Residents seek protection against Charles B. Aycock High School name change
Nearly a year and a half after local NAACP president Sylvia Barnes said pulling Gov. Charles B. Aycock’s name off a Wayne County high school was non-negotiable — and long overdue — the issue came to the fore at Monday’s meeting of the county Board of Education.
But it was not members of the Goldsboro-Wayne branch of the NAACP who addressed the board.
Two local residents — one carrying a petition he said contained more than 3,500 signatures — argued against a potential name-change.
John Pippin, president of the Fremont Historical Society, who delivered the petition to the board, said during the comment period that despite questions about Aycock’s true commitment to equality and allegations that he was a white supremacist, his contributions and actions need to be looked at in the context of the time in which he lived.

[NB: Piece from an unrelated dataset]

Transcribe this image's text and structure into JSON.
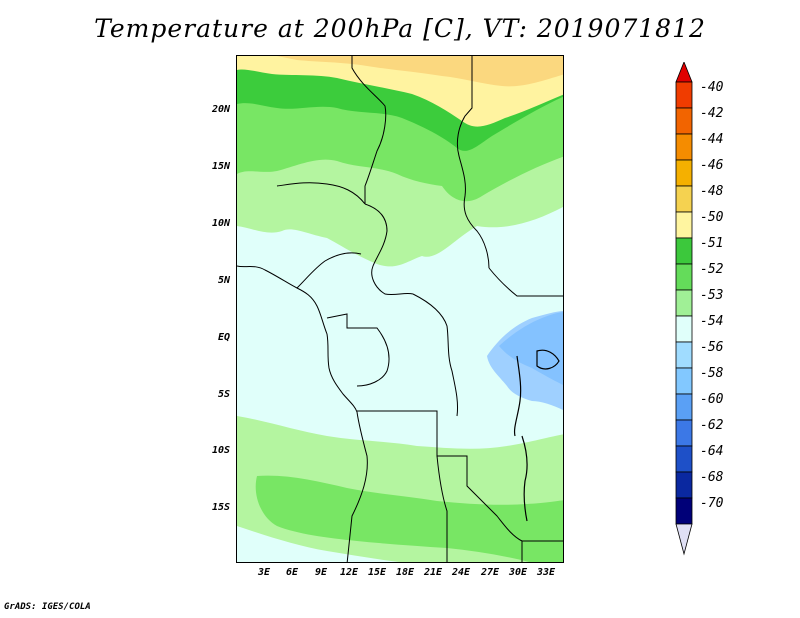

Pippin said Aycock stood up for equal treatment for blacks at a time when that position was not popular — especially within his party.
“He fought for equal education for all students,” he said, referring to a stand by Aycock in 1903, when he threatened to resign over a move by the legislature to limit funding of black schools.
Local resident Jerry Grantham also spoke at the meeting, asking why the community needed to consider changing the high school’s name at all.
Grantham said many historical figures have both positive and questionable aspects to their lives and tenures.
Aycock is known as an education governor, Grantham said.
He added that a name change would accomplish nothing today except dividing the community and causing “ill feelings” for many residents.
“Please remember, the things that unite us … are so much greater than the things that continue to divide us,” he said.
Aycock critics say that the former governor championed separate but equal education and that his motivation was not the true welfare of black children, but preventing intervention by the federal government, which would demand full voter participation and representation for blacks.
Removing his name from the Pikeville high school would not be the first time the former governor was shunned by an academic institution.
In 2014, Duke University removed his name from an undergraduate dormitory. At the time, then-Duke President Richard Brodhead said that while Aycock made “notable contributions to public education” in the state, “his legacy is inextricably associated with the disenfranchisement of black voters, or what W.E.B. DuBois termed ‘a civic death.’”
The following year, East Carolina University trustees also voted to remove Aycock’s name from a campus dorm.
UNC-Greensboro trustees followed suit in 2016, voting to pull Aycock’s name off its auditorium because, as Chancellor Dr. Frank Gilliam said, “the beliefs, words and actions of Gov. Aycock regarding racial matters are so clearly antithetical to our core values and mission that we should no longer honor him.”